I just finished doing The Paypal Shuffle, as I sent $4.99 to The Ebert Club. For that sum I'll receive a bunch of benefits that I'll almost certainly never use. I must be crazy.

Maybe. Or maybe not. I often tip incompetent waiters and pizza delivery drivers two or three dollars, when I'd really rather hit them over the head with a hammer. This is for a few minutes of crappy service.

I've followed Roger Ebert for decades now. He's certainly America's premier movie critic, yet it doesn't seem to have gone to his head. While certainly well-written, his reviews feel down-to-earth. Comfortable. It often feels like I'm chatting with a friend. One of my smarter friends.

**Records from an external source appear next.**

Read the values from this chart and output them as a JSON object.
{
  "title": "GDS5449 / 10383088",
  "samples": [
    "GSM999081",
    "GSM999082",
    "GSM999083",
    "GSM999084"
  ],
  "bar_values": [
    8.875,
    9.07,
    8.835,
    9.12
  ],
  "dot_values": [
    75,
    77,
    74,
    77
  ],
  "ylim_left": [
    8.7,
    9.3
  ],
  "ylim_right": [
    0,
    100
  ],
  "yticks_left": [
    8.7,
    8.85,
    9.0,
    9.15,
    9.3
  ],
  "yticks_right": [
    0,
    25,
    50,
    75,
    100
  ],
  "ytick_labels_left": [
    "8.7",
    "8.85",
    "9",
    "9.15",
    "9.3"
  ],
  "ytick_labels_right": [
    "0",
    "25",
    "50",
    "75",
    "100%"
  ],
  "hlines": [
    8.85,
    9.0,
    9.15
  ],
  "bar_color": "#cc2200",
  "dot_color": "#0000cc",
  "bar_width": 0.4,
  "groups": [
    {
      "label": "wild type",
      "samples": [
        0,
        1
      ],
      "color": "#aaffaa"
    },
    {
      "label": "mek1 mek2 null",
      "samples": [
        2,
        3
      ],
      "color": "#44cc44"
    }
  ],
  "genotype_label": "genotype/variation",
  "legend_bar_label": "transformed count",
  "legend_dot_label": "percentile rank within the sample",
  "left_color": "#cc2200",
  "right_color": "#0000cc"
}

Of course, I like most people, first knew about Roger Ebert from Sneak Previews, a TV show that featured him and his late partner, Gene Siskel. They made a great pair. Sometimes they'd be genuinely laughing together. Other times you could feel the tension between them. These were real people, not creations manufactured for television.

One show I remember most is the one where they decried slasher films. I was, of course, a big fan of them. I wasn't upset. Not at all. I thought it was hysterical.

For years I watched the show. I liked them both, but Roger was the one I most agreed with.

Of course I sometimes disagreed with him. Almost violently at times. Just as I'm sure that he would disagree with me a lot. Not that I consider myself in or even near his league. But I do believe that I share the passion for the movies that Roger obviously has.

And there were times that Roger Ebert made me rethink my position of a particular film. Maybe it wasn't as good as I thought it was. Or perhaps as bad. Ebert did this by making intelligent, persuasive observations about the movies he reviewed.

Gene Siskel is no longer with us. And for a time it seemed like Roger wouldn't be with us much longer. His health was poor and there were disquieting stories about it floating about. He left the TV show.

I could paste some shots of Roger now. The way he looks since he had surgery in his jaw. I'm sure you've seen them, and if you haven't they aren't hard to find. The photos of him are startling, but above all they are inspirational. Here's a guy that faced his mortality and has persevered. His body is damaged, but his mind is as sharp as ever. You only have to go to his site and read his reviews to see that.

Not least, Roger Ebert penned a certified drive-in classic. I'm speaking, of course, about Beyond the Valley of the Dolls. Best of all, he's proud of it to this day.

So, $4.99 to show the man some appreciation? Who knows how much it could help if enough people join in? We all know that a positive attitude can affect our health. Maybe the success of The Ebert Club can help keep Roger enthusiastic and motivated.

If you can afford to join the club, it would be cool. If you can't, well than you surely can afford to give the man a round of applause. Ladies and Gentlemen, a man of distinction. A scholar and a man of honor. Roger Ebert.